The development of banking in China has followed the same trajectory. “Being able to use a smartphone to conduct a lot of banking online rather than in a local branch has driven much quicker adoption of e-banking and e-payments than in many other countries,” he says.
There is a circular aspect to these developments, says Gleeson: “The ability to make digital payments has driven e-commerce, and e-commerce has driven the need for digital banking and payments. Other Asian countries are going down the same route.”
India, Indonesia and the countries of Southeast Asia are about a decade behind China in terms of the development of their internet and digital economies, he adds. “If you look at what happened in China, it gives you a good idea of what will happen in these countries—but at an accelerated pace because mobile penetration is much higher.”
The potential investment opportunities in fintech and e-commerce
Ling believes the big opportunities are in fintech and e-commerce. “Fintech is a big opportunity—mobile payment technologies, anything consumer-related such as e-commerce, online-offline solutions such as ride-sharing, food delivery and the sharing economy. By contrast, many of the traditional areas of digital development, such as online gaming and advertising, have been fairly well penetrated in emerging Asia because Google and Facebook are everywhere.”
So far, the spread of the digital economy has been uneven, with growth concentrated in the region’s biggest cities, where earnings are higher and the infrastructure—both physical and digital—are in place to allow the digital economy to thrive.

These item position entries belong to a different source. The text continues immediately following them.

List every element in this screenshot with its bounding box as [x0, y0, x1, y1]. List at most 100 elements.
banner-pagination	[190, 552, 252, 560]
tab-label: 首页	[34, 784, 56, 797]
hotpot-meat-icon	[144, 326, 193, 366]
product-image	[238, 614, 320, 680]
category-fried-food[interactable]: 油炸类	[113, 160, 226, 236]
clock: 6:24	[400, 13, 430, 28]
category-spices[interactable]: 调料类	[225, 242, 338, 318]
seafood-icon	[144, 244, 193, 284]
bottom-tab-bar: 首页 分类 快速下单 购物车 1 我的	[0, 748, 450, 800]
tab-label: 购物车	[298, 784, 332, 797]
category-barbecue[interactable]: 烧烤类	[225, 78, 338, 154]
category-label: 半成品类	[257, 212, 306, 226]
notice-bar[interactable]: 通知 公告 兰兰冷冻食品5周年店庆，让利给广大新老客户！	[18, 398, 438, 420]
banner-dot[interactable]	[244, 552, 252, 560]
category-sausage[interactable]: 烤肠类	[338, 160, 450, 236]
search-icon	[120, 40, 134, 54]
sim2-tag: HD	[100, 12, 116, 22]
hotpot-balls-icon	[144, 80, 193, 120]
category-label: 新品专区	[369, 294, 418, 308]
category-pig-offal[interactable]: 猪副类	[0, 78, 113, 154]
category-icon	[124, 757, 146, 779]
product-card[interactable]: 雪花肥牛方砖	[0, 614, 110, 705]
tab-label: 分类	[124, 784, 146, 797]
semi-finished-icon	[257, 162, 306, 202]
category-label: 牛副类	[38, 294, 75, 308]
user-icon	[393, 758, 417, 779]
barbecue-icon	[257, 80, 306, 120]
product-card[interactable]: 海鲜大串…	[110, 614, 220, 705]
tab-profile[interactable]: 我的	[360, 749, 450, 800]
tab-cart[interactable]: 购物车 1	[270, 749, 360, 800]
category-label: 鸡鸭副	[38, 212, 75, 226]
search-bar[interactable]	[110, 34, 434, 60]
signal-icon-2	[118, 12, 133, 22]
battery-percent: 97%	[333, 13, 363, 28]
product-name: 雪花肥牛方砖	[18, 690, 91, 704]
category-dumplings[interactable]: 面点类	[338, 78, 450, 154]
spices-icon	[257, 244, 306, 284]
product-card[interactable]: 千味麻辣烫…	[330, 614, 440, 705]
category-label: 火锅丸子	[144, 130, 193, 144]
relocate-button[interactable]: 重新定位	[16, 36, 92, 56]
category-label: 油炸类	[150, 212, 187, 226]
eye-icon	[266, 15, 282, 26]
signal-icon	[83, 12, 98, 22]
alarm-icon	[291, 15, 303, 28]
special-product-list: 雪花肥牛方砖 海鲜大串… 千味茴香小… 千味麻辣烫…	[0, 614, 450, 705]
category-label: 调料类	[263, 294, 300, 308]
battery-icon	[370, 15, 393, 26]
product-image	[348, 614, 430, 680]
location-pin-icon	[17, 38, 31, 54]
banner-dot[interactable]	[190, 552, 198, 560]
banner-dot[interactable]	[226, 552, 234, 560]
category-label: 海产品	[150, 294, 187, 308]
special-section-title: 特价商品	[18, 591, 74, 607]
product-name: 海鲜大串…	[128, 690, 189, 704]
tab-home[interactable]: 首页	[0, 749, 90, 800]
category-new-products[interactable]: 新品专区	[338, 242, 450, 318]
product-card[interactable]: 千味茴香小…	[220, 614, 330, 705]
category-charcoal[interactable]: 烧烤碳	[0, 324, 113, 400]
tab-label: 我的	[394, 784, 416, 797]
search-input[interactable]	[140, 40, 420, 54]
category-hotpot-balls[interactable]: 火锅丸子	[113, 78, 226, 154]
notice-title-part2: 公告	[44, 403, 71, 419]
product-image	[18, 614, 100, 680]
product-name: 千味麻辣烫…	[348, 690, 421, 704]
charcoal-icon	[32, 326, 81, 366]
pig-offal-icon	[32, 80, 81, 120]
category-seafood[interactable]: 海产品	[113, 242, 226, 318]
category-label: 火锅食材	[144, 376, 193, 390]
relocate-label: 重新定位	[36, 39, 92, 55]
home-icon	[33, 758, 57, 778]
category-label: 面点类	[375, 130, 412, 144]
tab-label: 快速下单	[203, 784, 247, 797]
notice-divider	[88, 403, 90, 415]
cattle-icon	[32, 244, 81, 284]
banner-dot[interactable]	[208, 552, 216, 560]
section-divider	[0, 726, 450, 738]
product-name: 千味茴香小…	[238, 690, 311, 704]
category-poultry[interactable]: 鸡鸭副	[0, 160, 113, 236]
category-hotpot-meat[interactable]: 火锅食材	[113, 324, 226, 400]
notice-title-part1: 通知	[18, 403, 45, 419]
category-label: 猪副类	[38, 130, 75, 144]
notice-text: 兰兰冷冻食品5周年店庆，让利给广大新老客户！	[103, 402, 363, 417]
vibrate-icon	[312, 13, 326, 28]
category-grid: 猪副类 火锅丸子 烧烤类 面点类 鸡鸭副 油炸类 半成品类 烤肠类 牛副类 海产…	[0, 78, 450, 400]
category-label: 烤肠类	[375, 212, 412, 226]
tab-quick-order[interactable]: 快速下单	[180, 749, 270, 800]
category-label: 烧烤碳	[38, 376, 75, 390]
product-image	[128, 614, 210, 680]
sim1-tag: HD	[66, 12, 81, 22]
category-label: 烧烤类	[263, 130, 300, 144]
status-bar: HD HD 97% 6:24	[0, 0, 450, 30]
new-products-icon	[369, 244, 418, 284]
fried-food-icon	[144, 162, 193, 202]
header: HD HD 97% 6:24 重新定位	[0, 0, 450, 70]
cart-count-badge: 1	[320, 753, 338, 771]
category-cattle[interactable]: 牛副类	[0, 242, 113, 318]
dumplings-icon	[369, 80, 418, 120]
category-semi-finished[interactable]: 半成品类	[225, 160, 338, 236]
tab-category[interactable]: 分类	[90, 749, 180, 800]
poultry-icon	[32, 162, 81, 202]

In Southeast Asia, “seven metropolitan areas (Bangkok, Hanoi, Ho Chi Minh City, Jakarta, Kuala Lumpur, Manila and Singapore) that house just 15% of the region’s population still account for more than 50% of the internet economy,” according to the e-Conomy SEA report. “People living in these metro areas buy six times more online than those living elsewhere.”
But the center of gravity of the digital economy is shifting from big cities to smaller cities and rural areas. “The internet economy has the potential to grow twice as fast in areas outside the big cities, bringing all Southeast Asians on board,” the report states.
This will introduce a large swath of the region’s population to services that have been out of reach for them, including banking, insurance and payments, as well as the opportunity to enter the digital marketplace and gain access to goods that they can’t buy locally.
The Future of Asia’s Digital Economy
Asia’s digital opportunities are the result of a deliberate strategy. Governments in its leading digitally-enabled nations have attracted skilled talent, installed infrastructure and established incentives to attract global tech giants.
“Governments and enterprises in the region understand the value of what these new technologies bring,” says Ashutosh Bisht, Senior Research Manager at research firm IDC.
In a world where over 60% of global GDP will be digitized by 2020, the potential for Asia’s digital economy is huge. Investment in the digital transformation of business practices, products and organizations in the Asia Pacific region is estimated to reach $375.8 billion this year, according to IDC.
By encouraging investment in disruptive technological advancements, such as 5G, AI, cloud computing and IoT technologies, the region is building a digitally native mindset that will position it at the forefront of the global economy.